The program_params allow the user to choose quality-trimmed or kmer-trimmed reads as input to trinity, and pass paramters for memory and sequence type. Whereever possible, program params also include an extra parameter that enable the user to pass any number of parameters directly to the command line of that program.

The elvers_params specify that trinity produces two files, with the assembly_extension '_trinity'. These will be BASENAME_trinity.fasta and BASENAME_trinity.fasta.gene_trans_map. The assembly_extension allows us to have downstream steps that work on different assemblies, but trinity is an assembler, and should only ever produce an assembly with the extension _trinity. Assembly extensions are used downstream as well. For example, paladin only works on protein assemblies, and thus will only map to assemblies with the extension _plass.

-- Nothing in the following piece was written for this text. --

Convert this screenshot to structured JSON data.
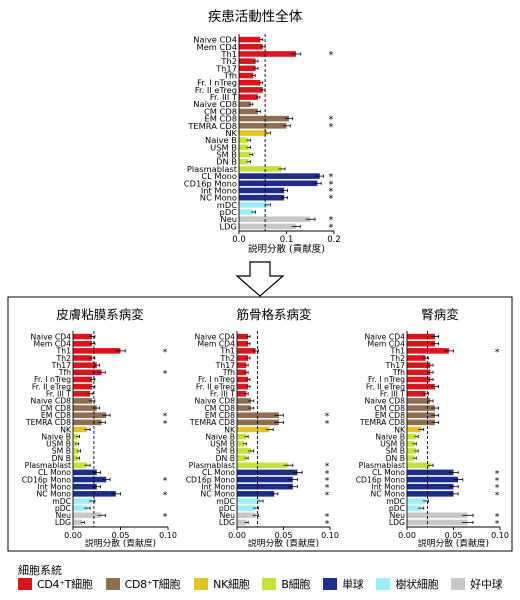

Assembly extensions are the most important of this type of parameter, but the differential expression steps also have a weird paramter they pass in: contrast. Target files are generated in ep_utils/generate_all_targets.py - have a look if you'd like to see how we build targets to pass into the Snakefile, and look for handlingassembly_extensions and contrasts.

Workflows

Rules are aggregated into Subworkflows and Workflows that include all the rules necessary to run a larger analysis. For example, the default eel pond protocol conducts de novo transcriptome assembly, annotation, and quick differential expression analysis.

For now, workflows are specified in the ep_utils/pipeline_defaults.yaml. Each workflow (or subworkflow, which are smaller subsets of the workflows) needs two pieces of information:

  • include: rules to include
  • targets: the endpoints of workflows that are not used to generate additional files. These are the "targets" we build and pass to the Snakefile.